— Elle va mourir d’un moment à l’autre. Torlyri est avec elle. Elle veut te voir aussi.
— Tu n’as pas l’air d’aller bien, Taniane.
— J’ai très peur, mais cela passera. Et toi, comment vas-tu ?
— Je n’ai pas dormi. Je suis allé chez les Beng pour leur demander de nous donner quelques vermilions. Trei Husathirn va bientôt nous les amener.
— Qui ?
— Le compagnon de Torlyri. Laisse-moi passer.
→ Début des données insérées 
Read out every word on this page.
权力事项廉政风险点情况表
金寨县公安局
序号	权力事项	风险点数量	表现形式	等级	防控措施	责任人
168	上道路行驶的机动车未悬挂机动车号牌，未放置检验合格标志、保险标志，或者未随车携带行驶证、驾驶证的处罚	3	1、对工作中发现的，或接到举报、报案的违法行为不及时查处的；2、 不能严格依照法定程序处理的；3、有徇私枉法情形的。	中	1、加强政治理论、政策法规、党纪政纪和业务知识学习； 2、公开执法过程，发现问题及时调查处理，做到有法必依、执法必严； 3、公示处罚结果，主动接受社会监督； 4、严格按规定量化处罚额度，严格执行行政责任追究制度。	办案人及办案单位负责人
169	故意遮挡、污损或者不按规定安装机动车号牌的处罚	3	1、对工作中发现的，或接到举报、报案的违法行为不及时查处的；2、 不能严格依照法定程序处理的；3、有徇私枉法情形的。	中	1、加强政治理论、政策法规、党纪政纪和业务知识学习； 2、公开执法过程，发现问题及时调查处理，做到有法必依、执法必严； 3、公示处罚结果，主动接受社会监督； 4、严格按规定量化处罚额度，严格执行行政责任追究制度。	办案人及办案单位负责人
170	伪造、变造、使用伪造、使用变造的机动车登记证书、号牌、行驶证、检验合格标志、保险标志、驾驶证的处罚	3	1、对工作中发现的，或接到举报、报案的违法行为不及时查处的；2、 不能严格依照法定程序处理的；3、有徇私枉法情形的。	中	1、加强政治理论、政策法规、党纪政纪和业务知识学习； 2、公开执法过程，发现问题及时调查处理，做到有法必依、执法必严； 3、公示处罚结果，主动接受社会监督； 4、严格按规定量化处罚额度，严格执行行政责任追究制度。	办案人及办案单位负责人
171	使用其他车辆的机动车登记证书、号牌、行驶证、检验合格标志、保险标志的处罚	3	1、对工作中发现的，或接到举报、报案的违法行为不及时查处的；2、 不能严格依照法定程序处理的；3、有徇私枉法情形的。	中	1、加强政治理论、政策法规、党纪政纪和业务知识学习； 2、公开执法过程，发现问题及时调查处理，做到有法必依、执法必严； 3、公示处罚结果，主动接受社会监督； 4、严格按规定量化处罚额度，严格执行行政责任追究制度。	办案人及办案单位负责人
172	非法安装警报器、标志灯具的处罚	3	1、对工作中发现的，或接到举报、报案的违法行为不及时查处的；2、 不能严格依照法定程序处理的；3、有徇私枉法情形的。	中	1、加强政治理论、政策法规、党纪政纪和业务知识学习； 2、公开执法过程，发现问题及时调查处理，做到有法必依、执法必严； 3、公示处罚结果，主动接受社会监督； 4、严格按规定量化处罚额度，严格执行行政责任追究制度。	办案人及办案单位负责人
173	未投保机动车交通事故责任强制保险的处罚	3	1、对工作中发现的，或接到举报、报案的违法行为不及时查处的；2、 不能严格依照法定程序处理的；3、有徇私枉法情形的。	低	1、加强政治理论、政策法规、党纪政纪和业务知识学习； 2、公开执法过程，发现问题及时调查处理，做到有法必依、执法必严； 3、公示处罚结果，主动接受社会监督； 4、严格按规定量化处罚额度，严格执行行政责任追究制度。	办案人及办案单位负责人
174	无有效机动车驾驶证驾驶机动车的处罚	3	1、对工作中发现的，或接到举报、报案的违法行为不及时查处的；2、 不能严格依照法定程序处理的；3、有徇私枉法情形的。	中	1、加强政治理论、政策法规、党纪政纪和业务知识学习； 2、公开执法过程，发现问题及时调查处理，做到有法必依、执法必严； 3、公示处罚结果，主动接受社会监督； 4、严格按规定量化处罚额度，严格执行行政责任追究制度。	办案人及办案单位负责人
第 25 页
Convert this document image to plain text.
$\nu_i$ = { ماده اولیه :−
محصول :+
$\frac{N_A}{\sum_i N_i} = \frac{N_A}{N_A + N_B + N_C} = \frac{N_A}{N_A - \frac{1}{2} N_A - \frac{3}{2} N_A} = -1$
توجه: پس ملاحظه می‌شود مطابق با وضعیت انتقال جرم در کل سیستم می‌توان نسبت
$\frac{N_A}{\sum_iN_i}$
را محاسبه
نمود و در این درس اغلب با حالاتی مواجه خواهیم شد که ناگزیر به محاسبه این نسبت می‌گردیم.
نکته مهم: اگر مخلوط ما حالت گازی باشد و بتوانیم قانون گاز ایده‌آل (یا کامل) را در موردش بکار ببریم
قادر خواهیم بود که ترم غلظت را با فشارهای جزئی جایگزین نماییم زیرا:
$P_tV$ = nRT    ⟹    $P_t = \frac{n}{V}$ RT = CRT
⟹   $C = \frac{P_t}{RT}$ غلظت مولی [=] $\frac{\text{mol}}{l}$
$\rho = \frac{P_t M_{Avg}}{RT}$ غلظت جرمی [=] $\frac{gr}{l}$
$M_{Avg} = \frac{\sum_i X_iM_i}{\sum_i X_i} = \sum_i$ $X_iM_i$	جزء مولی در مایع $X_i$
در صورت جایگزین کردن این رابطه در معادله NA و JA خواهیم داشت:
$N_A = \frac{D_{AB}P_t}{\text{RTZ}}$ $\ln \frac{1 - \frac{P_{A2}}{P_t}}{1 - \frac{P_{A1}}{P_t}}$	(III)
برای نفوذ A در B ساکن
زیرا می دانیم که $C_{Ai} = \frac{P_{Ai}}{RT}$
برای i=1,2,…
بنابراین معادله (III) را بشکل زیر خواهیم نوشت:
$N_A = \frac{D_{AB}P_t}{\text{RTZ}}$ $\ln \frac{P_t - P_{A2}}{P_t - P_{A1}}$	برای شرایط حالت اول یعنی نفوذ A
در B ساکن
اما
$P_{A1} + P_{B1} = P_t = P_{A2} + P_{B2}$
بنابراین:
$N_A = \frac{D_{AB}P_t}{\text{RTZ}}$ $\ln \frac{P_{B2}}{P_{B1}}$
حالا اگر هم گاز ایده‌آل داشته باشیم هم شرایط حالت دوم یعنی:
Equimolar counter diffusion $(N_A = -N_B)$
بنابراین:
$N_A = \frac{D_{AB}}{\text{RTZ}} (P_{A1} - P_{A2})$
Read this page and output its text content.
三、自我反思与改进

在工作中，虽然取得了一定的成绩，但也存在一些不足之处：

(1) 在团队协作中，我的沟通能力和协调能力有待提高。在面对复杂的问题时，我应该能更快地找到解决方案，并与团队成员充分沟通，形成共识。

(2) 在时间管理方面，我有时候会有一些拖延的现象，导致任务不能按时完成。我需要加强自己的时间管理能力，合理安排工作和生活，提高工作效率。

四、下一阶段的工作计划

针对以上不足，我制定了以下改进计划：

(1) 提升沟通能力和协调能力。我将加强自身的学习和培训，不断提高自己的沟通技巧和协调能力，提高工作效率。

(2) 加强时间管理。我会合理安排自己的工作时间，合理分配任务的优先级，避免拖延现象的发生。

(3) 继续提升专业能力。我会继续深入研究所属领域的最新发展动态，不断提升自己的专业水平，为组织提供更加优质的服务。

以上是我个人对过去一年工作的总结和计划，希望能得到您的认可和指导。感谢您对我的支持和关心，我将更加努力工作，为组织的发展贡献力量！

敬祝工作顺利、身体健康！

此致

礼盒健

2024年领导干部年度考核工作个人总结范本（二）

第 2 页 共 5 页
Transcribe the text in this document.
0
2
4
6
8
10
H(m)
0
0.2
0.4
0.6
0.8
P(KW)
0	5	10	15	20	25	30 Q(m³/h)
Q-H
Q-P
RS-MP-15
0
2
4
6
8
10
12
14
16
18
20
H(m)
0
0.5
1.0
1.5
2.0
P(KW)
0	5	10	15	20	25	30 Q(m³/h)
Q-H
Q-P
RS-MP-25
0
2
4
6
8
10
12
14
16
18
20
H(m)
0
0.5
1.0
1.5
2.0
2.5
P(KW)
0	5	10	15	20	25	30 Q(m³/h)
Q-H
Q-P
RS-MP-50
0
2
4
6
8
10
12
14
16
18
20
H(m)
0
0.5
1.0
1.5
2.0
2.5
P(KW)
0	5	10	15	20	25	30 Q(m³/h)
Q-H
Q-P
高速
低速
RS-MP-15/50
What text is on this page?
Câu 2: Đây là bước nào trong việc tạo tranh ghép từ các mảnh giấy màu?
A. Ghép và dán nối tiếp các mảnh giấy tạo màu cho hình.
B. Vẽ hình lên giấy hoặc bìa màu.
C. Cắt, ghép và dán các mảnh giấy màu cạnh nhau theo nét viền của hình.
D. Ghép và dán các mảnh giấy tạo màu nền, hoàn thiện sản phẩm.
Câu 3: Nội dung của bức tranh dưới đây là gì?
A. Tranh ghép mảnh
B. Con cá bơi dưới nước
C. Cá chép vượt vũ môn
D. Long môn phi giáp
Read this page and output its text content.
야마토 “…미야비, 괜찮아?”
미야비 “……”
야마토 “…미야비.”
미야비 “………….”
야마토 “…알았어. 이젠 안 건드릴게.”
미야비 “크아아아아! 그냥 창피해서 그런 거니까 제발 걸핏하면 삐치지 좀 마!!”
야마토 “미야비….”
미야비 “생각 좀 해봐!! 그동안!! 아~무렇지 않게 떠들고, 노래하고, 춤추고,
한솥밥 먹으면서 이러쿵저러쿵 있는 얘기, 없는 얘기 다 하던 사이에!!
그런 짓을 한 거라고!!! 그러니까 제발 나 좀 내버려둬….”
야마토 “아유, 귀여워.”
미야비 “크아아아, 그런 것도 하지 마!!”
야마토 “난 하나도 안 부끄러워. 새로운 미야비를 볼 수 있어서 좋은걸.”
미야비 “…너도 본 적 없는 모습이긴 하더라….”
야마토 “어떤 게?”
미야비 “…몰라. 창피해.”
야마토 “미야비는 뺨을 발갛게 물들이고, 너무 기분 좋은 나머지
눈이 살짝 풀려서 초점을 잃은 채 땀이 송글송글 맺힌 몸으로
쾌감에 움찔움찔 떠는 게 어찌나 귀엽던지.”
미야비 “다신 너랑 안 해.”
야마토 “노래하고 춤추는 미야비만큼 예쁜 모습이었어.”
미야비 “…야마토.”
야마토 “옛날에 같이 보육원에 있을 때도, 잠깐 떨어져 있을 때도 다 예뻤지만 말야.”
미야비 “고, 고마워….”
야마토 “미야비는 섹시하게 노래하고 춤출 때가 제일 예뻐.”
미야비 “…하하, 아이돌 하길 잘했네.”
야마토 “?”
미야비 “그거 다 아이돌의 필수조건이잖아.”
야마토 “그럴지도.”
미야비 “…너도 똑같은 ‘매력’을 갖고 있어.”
Elle posa les deux mains à l’intérieur des bras de Hresh, tout près de la pliure du coude. Ce contact, aussi fugitif qu’il fût, galvanisa leur énergie. Hresh sentit toute la force de l’amour de Taniane qui chassait une partie de sa fatigue. Puis elle s’écarta et il pénétra dans la demeure du chef.
Torlyri était au chevet de Koshmar. La femme-offrande avait la tête baissée et elle ne la releva pas en entendant Hresh approcher. Koshmar avait les yeux fermés et les bras croisés sur la poitrine. Elle serrait entre ses doigts crispés l’amulette de Thaggoran. Hresh crut la voir respirer faiblement et il posa la main sur l’épaule de Torlyri.
— Tout cela est de ma faute, dit la femme-offrande. Je n’ai jamais soupçonné qu’elle pouvait être aussi gravement malade.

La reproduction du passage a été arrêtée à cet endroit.